A comprehensive analysis of existing educational opportunities would entail meetings with stakeholders – not national consultations where, by the time individuals scheduled to speak have finished speaking, there is only 30 minutes or so to hear from others. There is a need for more focused round table discussions, interactions with parents/caregivers, educators, advocates and anyone else who are involved in the general field of special education. This is crucial in order to hear all sides of the story so that when the system is restructured, these changes will reflect the needs of all stakeholders.
In the midst of all this there should also be discussions with those with special needs who attend government special schools or regular public schools. We tend to forget that they have their own voices and their experiences would help to shape future policies. There are children with autism who are higher functioning on the spectrum whose input will be valuable in any changes that are to be implemented. There are also children with other special needs who attend government special schools or public schools whose opinions and recommendations can used as the foundation for any changes in the system.
It is also very important to include the voice of the younger generation who will be entering the field of special education as teachers.
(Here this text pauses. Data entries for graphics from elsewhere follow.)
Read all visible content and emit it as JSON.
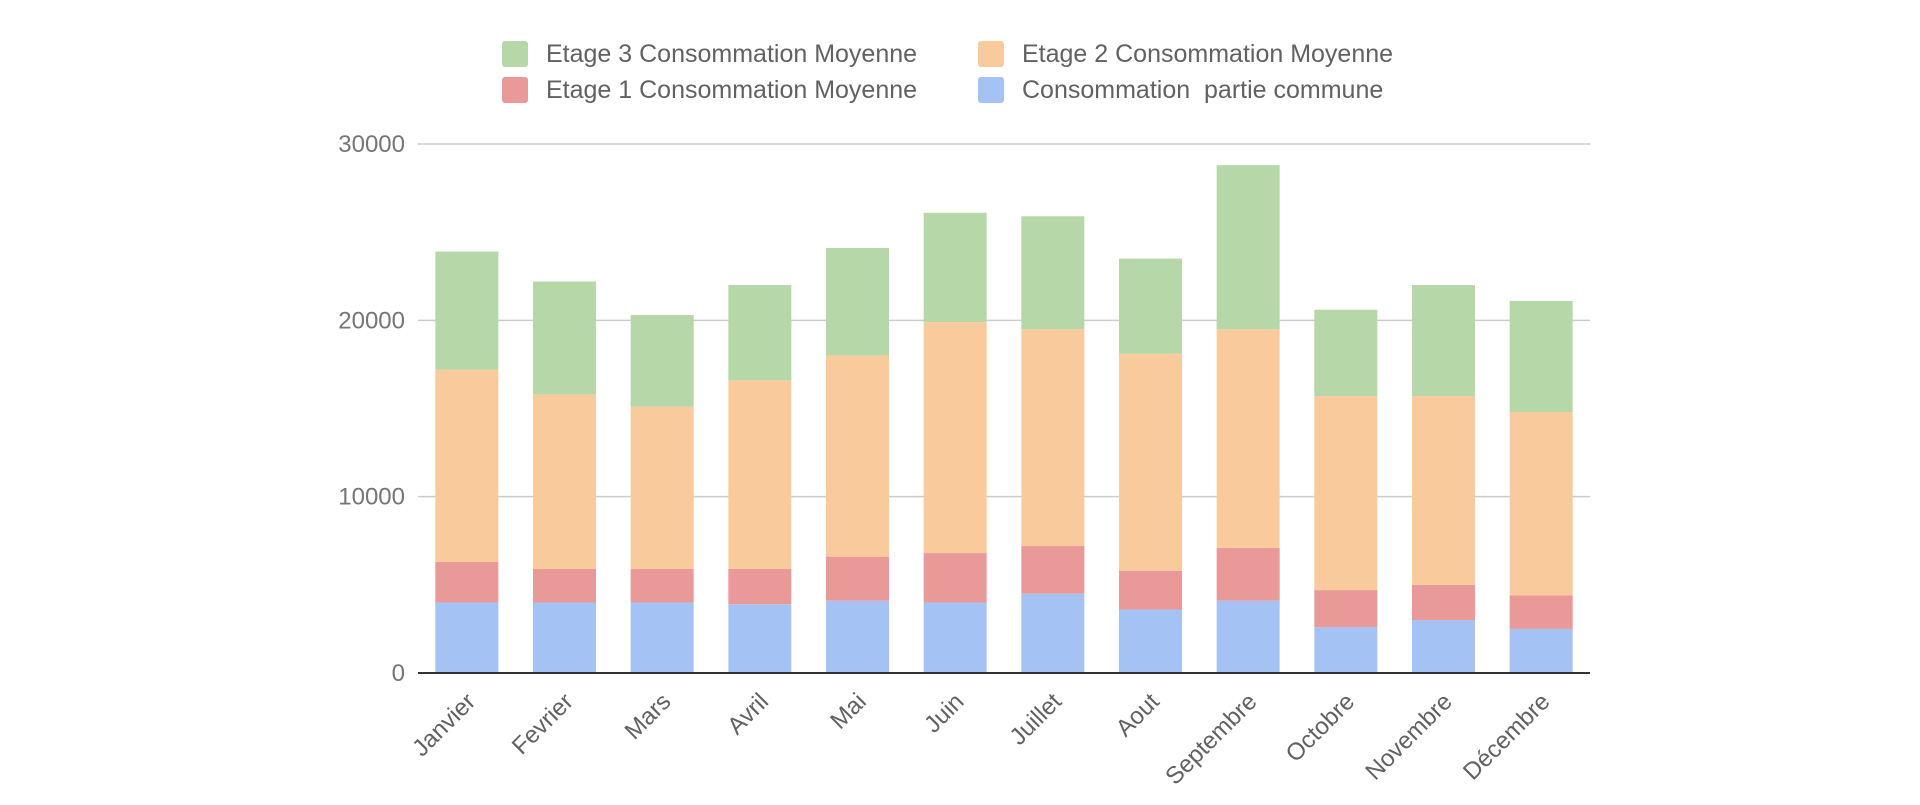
{
  "chart_data": {
    "type": "bar",
    "stacked": true,
    "title": "",
    "xlabel": "",
    "ylabel": "",
    "ylim": [
      0,
      30000
    ],
    "yticks": [
      0,
      10000,
      20000,
      30000
    ],
    "grid": true,
    "legend_position": "top",
    "categories": [
      "Janvier",
      "Fevrier",
      "Mars",
      "Avril",
      "Mai",
      "Juin",
      "Juillet",
      "Aout",
      "Septembre",
      "Octobre",
      "Novembre",
      "Décembre"
    ],
    "series": [
      {
        "name": "Consommation  partie commune",
        "color": "#a4c2f4",
        "values": [
          4000,
          4000,
          4000,
          3900,
          4100,
          4000,
          4500,
          3600,
          4100,
          2600,
          3000,
          2500
        ]
      },
      {
        "name": "Etage 1 Consommation Moyenne",
        "color": "#ea9999",
        "values": [
          2300,
          1900,
          1900,
          2000,
          2500,
          2800,
          2700,
          2200,
          3000,
          2100,
          2000,
          1900
        ]
      },
      {
        "name": "Etage 2 Consommation Moyenne",
        "color": "#f9cb9c",
        "values": [
          10900,
          9900,
          9200,
          10700,
          11400,
          13100,
          12300,
          12300,
          12400,
          11000,
          10700,
          10400
        ]
      },
      {
        "name": "Etage 3 Consommation Moyenne",
        "color": "#b6d7a8",
        "values": [
          6700,
          6400,
          5200,
          5400,
          6100,
          6200,
          6400,
          5400,
          9300,
          4900,
          6300,
          6300
        ]
      }
    ],
    "legend_order": [
      3,
      2,
      1,
      0
    ]
  }
}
Currently UTT offers a Bachelor of Arts degree in education with a specialisation in special education. In order to fulfil curriculum specifications these students are required to conduct research into modern teaching methods, various types of special needs, setting up effective classrooms amongst other things. With their knowledge and input so much more can be done to re-conceptualise and modernise special needs education in TT.
For those of us who are looking for rays of sunshine in the midst of the storm, Garcia’s plan to focus on special needs education brings hope – hope that they will be followed up by actions so that there will be more educational opportunities for those with special needs in TT. Support Autism T&T is willing to work with Garcia and the Ministry of Education on any project that will improve the lives of those with special needs.